If you asked every athlete who enters the weight room what their goals are, I’m 99% sure they would answer - jump higher, run faster and become more explosive. What if there was a proven method to obtain those goals and could be completed without any special equipment or fancy exercises? Enter the french contrast method.
WHAT IS THE FRENCH CONTRAST METHOD?
Once an athlete has a solid base training level, adding in complex methods such as french contrast is a great way to build speed and explosiveness. The french contrast method pairs:
- Heavy Compound Movement or Isometric
- Plyometric Movement
- Weighted Jump
- Overspeed/Assisted Jump
To implement these movements into an actual workout, here are the guidelines to follow:
- Heavy compound movement should be in the 60-90% of a 1RM range for 1-3 reps. If doing an isometric, the hold should be roughly 5 seconds.
- Plyometric movement should be done after a quick (10 second or less) rest after the heavy move. Rep range should be 2-5 and done with bodyweight.
- Weighted jumps can be a bit daunting, but it’s important to keep the load light. Don’t exceed 30% of a 1RM depending on the given exercise used for jumps. Aim for 3-5 reps.

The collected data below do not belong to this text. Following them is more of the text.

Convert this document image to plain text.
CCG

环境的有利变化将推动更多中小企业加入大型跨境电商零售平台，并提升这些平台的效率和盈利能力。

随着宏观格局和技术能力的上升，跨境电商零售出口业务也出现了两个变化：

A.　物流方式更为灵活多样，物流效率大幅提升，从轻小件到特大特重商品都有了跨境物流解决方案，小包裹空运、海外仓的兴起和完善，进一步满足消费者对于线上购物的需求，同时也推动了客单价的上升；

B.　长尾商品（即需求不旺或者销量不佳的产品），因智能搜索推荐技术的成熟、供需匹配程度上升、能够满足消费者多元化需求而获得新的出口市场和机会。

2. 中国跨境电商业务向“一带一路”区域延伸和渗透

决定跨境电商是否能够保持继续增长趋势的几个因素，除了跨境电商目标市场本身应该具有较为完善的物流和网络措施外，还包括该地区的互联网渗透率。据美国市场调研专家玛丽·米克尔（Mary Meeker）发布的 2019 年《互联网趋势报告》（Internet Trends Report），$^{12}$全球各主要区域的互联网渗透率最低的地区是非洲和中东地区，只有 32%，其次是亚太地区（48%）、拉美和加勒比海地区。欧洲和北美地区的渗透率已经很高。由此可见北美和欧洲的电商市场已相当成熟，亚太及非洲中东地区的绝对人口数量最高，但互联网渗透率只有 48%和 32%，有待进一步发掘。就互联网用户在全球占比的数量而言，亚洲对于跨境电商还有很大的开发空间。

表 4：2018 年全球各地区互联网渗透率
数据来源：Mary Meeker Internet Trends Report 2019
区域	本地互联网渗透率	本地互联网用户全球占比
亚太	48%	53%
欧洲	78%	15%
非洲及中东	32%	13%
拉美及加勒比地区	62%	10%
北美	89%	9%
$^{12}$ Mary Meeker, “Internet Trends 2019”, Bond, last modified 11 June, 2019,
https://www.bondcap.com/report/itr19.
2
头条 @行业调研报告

- Overspeed or assisted jumps are simple. Attach bands to a rack and hold on to them as you perform a vertical jump. You could sub this with a sprint or bound if you don’t have access to assisted jumps. If jumping, go 3-5 reps. Sprint or bound should be done for roughly 10 yards.
EXAMPLE WORKOUT 1:
- Back Squat x3 reps @ 80%
- Standing Broad Jump x5 reps
- Dumbbell Squat Jump x3 reps
- Band Assisted Vertical Jump x5 continuous reps
EXAMPLE WORKOUT 2:
- ¼ Rep ISO Back Squat x3 reps with 3 count pause @ 70%
- Standing Triple Jump x3 reps
- Trap Bar Jump x3 reps @ 30%
- 10 yard sprint
I like to do 4-6 rounds of each circuit and rest 4-5 minutes between each round. Feel free to rotate exercises and find what works best for you!